모델이 데이터를 효율적으로 학습할 수 있도록 구현해보는게 목적입니다.

* Data augmentation을 이용해 오버피팅을 방지해봅시다.

기본적인 머신러닝 작업과정은 아래와 같습니다.

1. Examine and understand data
2. Build an input pipeline
3. Build the model
4. Train the model
5. Test the model
6. Improve the model and repeat the process

* 모델 완성 후 평가 지표에 따라서 모델을 평가해 봅시다.

## Project 설명
### Task
* 적은 수의 강아지와 고양이 사진을 이용해 classification을 진행해보자.
* 주어진 데이터를 Augmentation 하는 법과 딥러닝 트레이닝 과정을 구현해 보는것이 목표입니다.
* 데이터셋은 학습 데이터엔 강아지, 고양이 이미지 1000장이 있고, 테스트용 데이터에는 각각 500장씩 주어져있습니다.
    * 트레이닝 시 image size 조절해 사용

### Baseline
* 기본적으로 사용하는 Convolution layers를 구성해 사용해보자.
* 오버피팅을 방지하기 위한 다양한 방법들을 사용해보자.
    * Data Augmentation, Dropout, Batch Normalization
* Training
* Evaluation
    * 모델의 정확도와 크기를 이용해 점수를 제공하는 메트릭으로 평가해보자.

### Import packages

* 우리가 사용할 packages 를 import 하는 부분 입니다.
* 필요에 따른 packages를 선언합니다.
* 모델 저장을 위해서 구글 드라이브를 마운트해줍니다.

In [1]:
import torch
import torch.nn as nn
import torch.optim as optim
from torch.optim import lr_scheduler
from torch.utils.data import DataLoader
import torchvision
from torchvision import datasets, models, transforms

import os
import requests
import zipfile
import time
import copy
import numpy as np
import matplotlib.pyplot as plt

In [2]:
use_colab = False
assert use_colab in [True, False]

### 데이터셋 다운로드

* 해당 데이터는 개와 고양이 데이터로 구성되어 있습니다.

In [3]:
if use_colab:
    root_path = './'
else:
    root_path = 'data/'
def download_and_extract(url, dest_path):
    # 파일 이름 추출
    filename = url.split('/')[-1]
    file_path = os.path.join(dest_path, filename)

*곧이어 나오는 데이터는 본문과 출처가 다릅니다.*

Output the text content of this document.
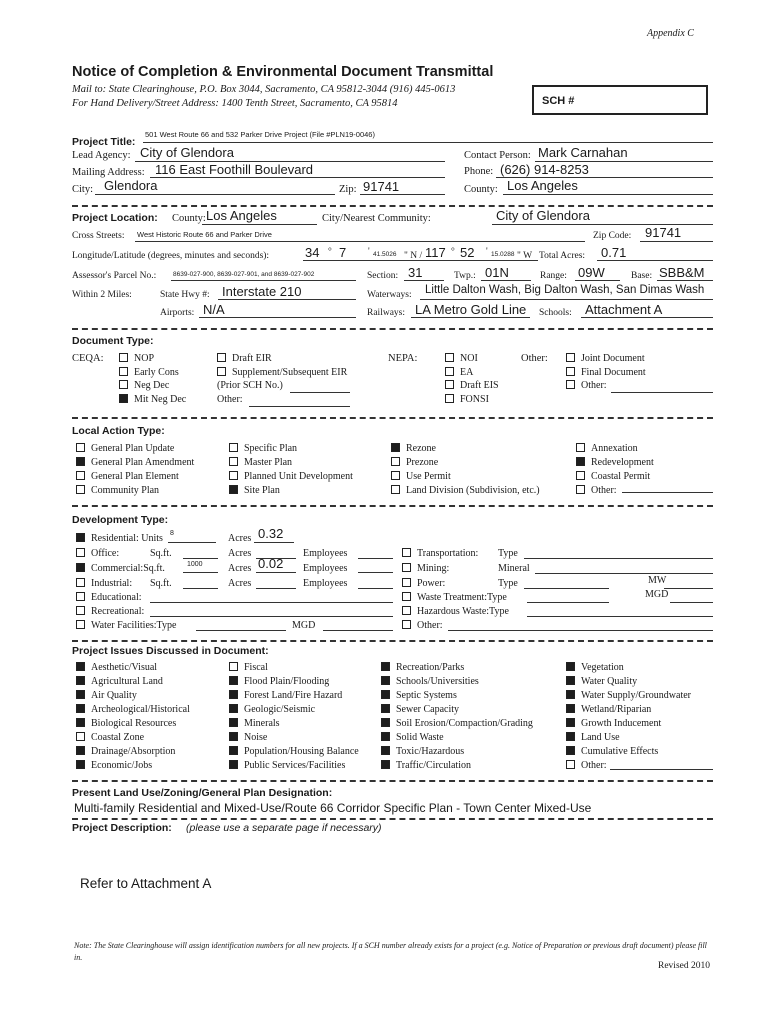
Appendix C
Notice of Completion & Environmental Document Transmittal
Mail to: State Clearinghouse, P.O. Box 3044, Sacramento, CA 95812-3044 (916) 445-0613
For Hand Delivery/Street Address: 1400 Tenth Street, Sacramento, CA 95814	SCH #
Project Title:
501 West Route 66 and 532 Parker Drive Project (File #PLN19-0046)
Lead Agency: City of Glendora	Contact Person: Mark Carnahan
Mailing Address: 116 East Foothill Boulevard	Phone: (626) 914-8253
City: Glendora	Zip: 91741	County: Los Angeles
Project Location: County: Los Angeles	City/Nearest Community:	City of Glendora
Cross Streets: West Historic Route 66 and Parker Drive	Zip Code: 91741
Longitude/Latitude (degrees, minutes and seconds):	34 ° 7 ' 41.5026 " N / 117 ° 52 ' 15.0288 " W Total Acres: 0.71
Assessor's Parcel No.:	8639-027-900, 8639-027-901, and 8639-027-902	Section: 31	Twp.: 01N	Range: 09W	Base: SBB&M
Within 2 Miles:	State Hwy #: Interstate 210	Waterways: Little Dalton Wash, Big Dalton Wash, San Dimas Wash
Airports: N/A	Railways: LA Metro Gold Line Schools: Attachment A
Document Type:
CEQA:	NOP
Early Cons
Neg Dec
Mit Neg Dec
Draft EIR
Supplement/Subsequent EIR
(Prior SCH No.)
Other:
NEPA:	NOI
EA
Draft EIS
FONSI
Other:	Joint Document
Final Document
Other:
Local Action Type:
General Plan Update
General Plan Amendment
General Plan Element
Community Plan
Specific Plan
Master Plan
Planned Unit Development
Site Plan
Rezone
Prezone
Use Permit
Land Division (Subdivision, etc.)
Annexation
Redevelopment
Coastal Permit
Other:
Development Type:
Residential: Units 8	Acres 0.32
Office:	Sq.ft.	Acres	Employees
Commercial:Sq.ft.	1000	Acres 0.02 Employees
Industrial: Sq.ft.	Acres	Employees
Educational:
Recreational:
Water Facilities:Type	MGD
Transportation: Type
Mining:	Mineral
Power:	Type	MW
Waste Treatment:Type	MGD
Hazardous Waste:Type
Other:
Project Issues Discussed in Document:
Aesthetic/Visual
Agricultural Land
Air Quality
Archeological/Historical
Biological Resources
Coastal Zone
Drainage/Absorption
Economic/Jobs
Fiscal
Flood Plain/Flooding
Forest Land/Fire Hazard
Geologic/Seismic
Minerals
Noise
Population/Housing Balance
Public Services/Facilities
Recreation/Parks
Schools/Universities
Septic Systems
Sewer Capacity
Soil Erosion/Compaction/Grading
Solid Waste
Toxic/Hazardous
Traffic/Circulation
Vegetation
Water Quality
Water Supply/Groundwater
Wetland/Riparian
Growth Inducement
Land Use
Cumulative Effects
Other:
Present Land Use/Zoning/General Plan Designation:
Multi-family Residential and Mixed-Use/Route 66 Corridor Specific Plan - Town Center Mixed-Use
Project Description: (please use a separate page if necessary)
Refer to Attachment A
Note: The State Clearinghouse will assign identification numbers for all new projects. If a SCH number already exists for a project (e.g. Notice of Preparation or previous draft document) please fill in.
Revised 2010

    # 파일이 이미 존재하지 않는 경우 다운로드
    if not os.path.exists(file_path):
        response = requests.get(url)
        with open(file_path, 'wb') as file:
            file.write(response.content)

    # 파일이 zip 파일인 경우 압축 해제
    if file_path.endswith('.zip'):
        with zipfile.ZipFile(file_path, 'r') as zip_ref:
            zip_ref.extractall(dest_path)

# 사용 예시
_URL = 'https://storage.googleapis.com/mledu-datasets/cats_and_dogs_filtered.zip'
download_and_extract(_URL, root_path)

### cats_and_dogs_filtered
* |__ train
    * |______ cats: [cat.0.jpg, cat.1.jpg, cat.2.jpg ....]
    * |______ dogs: [dog.0.jpg, dog.1.jpg, dog.2.jpg ...]
* |__ validation
    * |______ cats: [cat.2000.jpg, cat.2001.jpg, cat.2002.jpg ....]
    * |______ dogs: [dog.2000.jpg, dog.2001.jpg, dog.2002.jpg ...]

# 데이터셋 설정
* 다운로드 받은 데이터셋에 대한 경로를 이용하여, 데이터를 이용할 준비를 진행합니다.

In [4]:
if use_colab:
    PATH = '/content/cats_and_dogs_filtered'
else:
    PATH = 'data/cats_and_dogs_filtered/'
train_dir = os.path.join(PATH, 'train')
validation_dir = os.path.join(PATH, 'validation')

In [5]:
# directory with our training cat pictures
train_cats_dir = os.path.join(train_dir, 'cats')

# directory with our training dog pictures
train_dogs_dir = os.path.join(train_dir, 'dogs')

# directory with our validation cat pictures
validation_cats_dir = os.path.join(validation_dir, 'cats')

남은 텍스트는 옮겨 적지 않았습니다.